The research report: ‘The Solway Estuary: a socio-cultural evaluation of a coastal energy landscape’, by Darrell Smith, Ian Convery, Valentina Bold and Billy Sinclair will be officially launched this Thursday by Brian Irving from the Solway Coast Area of Outstanding Natural Beauty. Dr Darrell Smith and Professor Ian Convery from the university’s Centre for Wildlife Conservation, along with the reports’ co-authors will be present at the event giving the opportunity for attendees to discuss the research findings with the panel.
Seascapes have long been valued for many reasons. The introduction of offshore wind farming places a new component into the ways in which people experience place. The report presents the results of an exploratory review of the relationships between marine-based wind farms, the fishing industry and the coastal community on the Scottish side of the estuary.

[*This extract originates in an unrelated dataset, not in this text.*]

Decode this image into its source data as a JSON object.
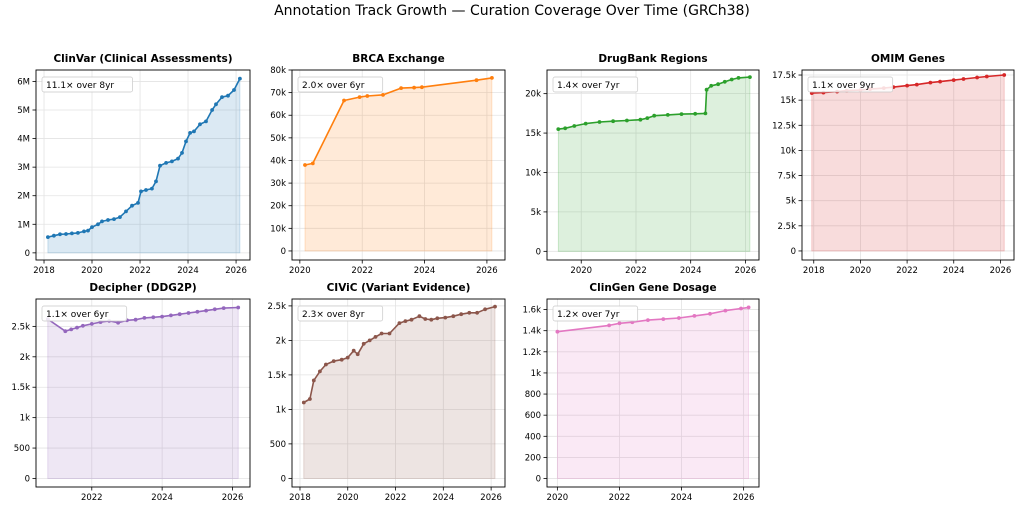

Dr Darrell Smith, University of Cumbria - Centre for Wildlife Conservation said “The main focus of this project was to look at the socio-cultural relationships between local communities and the Solway Estuary with respect to landscape change, Robin Rigg wind turbines and climate change. The main benefits of this approach is that it describes cultural relationships from a living-in-place perspective that gives voice to environmental, community, functional and personal connections built around individual, community, environmental, visual, physical and spiritual dimensions”.
Funding for this project was provided by the University of Cumbria’s Energy Coast Campus Programme (ECCP), which is financially supported by the UK Nuclear Decommissioning Authority.